Julián Marías desenvolve esta ideia central da filosofia de José Ortega y Gasset da seguinte maneira: “Viver é estar no mundo, agir nele, estar fazendo algo com as coisas. Circunstância é, portanto, tudo o que não sou eu, tudo aquilo com que me encontro, inclusive meu corpo e minha psique. Posso estar descontente com minha aparência corporal ou igualmente com meu humor, minha inteligência ou minha memória; portanto, são coisas recebidas, com as quais me encontro assim como me encontro com a parede em frente; essas realidades são as mais próximas de mim, mas não são eu. A circunstância, que por um lado chega até meu corpo e minha psique, por outro lado compreende também toda a sociedade, isto é, os outros homens, os usos sociais, todo o repertório de crenças, ideias e opiniões que encontro em meu tempo; é, portanto, também circunstância histórica. E como não tenho realidade pura e simples, e minha vida se faz essencialmente com a circunstância, sou inseparável dela, que comigo integra minha vida. Por isso Ortega diz: eu sou eu e minha circunstância, e se não a salvo, não me salvo.” (História da Filosofia. São Paulo: Martins Fontes, 2004. Fl. 508.

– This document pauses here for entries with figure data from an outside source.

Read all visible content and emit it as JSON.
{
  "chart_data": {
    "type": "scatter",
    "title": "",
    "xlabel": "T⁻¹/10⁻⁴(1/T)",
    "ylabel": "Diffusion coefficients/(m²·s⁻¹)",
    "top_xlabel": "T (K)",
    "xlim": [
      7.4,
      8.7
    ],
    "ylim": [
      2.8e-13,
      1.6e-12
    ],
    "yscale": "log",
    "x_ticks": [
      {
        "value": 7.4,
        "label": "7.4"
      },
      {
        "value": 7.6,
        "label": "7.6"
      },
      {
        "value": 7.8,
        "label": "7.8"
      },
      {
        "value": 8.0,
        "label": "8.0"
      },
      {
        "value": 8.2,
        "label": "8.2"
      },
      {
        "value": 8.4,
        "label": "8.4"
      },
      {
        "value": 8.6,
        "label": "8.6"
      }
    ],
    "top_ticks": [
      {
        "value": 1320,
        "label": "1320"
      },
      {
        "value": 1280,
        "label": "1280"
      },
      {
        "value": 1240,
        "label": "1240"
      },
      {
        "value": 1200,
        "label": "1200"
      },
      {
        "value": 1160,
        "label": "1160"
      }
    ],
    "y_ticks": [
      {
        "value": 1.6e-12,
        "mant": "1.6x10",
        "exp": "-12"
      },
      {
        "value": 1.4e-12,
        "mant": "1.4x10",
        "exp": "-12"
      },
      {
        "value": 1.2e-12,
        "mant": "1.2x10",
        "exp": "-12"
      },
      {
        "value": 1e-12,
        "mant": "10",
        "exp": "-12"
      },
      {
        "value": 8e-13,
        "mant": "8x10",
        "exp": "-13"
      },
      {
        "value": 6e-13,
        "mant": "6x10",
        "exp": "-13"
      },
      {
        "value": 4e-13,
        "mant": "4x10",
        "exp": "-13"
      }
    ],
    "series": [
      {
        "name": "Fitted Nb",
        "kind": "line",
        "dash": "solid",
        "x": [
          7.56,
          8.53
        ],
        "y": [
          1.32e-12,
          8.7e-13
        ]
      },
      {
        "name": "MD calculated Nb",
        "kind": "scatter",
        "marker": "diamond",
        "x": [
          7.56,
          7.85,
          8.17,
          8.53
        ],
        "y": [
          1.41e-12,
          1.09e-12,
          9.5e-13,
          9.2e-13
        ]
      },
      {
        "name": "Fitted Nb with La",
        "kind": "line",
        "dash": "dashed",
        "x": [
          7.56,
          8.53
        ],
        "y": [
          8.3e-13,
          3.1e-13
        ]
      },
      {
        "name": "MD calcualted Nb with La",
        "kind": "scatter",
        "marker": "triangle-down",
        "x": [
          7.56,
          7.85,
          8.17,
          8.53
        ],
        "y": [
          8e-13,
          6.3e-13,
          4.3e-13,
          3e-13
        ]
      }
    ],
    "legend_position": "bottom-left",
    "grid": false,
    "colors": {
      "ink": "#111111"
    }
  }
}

[4] MARÍAS, Julián. História da Filosofia. Fl. 510: “Pois bem, minha vida é um fazer, isto é, sou eu que tenho de fazê-la, tenho de decidir a cada instante o que vou fazer – e portanto ser – no instante seguinte; tenho de escolher entre as possibilidades com que me encontro, e ninguém pode me eximir dessa escolha e decisão. Isso faz com que o problema da liberdade se coloque na filosofia orteguiana de modo completamente. A liberdade consiste nessa forçosa escolha entre possibilidades. “Ser livre quer dizer carecer de identidade constitutiva, não estar adstrito a um ser determinado, poder ser outro do que se era e não poder se instalar de uma vez por todas em nenhum ser determinado”. O homem é, portanto, constitutiva e necessariamente livre – o que não quer dizer que seja totalmente livre e para sempre. Como a vida não está feita, mas tem de ser feita, não pode deixar de ser livre; o homem é forçosamente livre: não tem liberdade para renunciar a ela.”

[5] ARISTÓTELES. Política. 6ª edição. Madrid: CEPC, 2005. Fl. 45: “Los mayores delitos tienen por causa los excesos, no la necesidad; por ejemplo, los hombres no se hacen tiranos para no pasar frio.”

 

IMAGEM:

Três mulheres no pelourinho, China, 1875, autor anônimo. “Pelourinho”, segundo o dicionário “Caudas Aulete”, significa “Coluna em lugar público onde criminosos e escravos eram expostos e castigados.”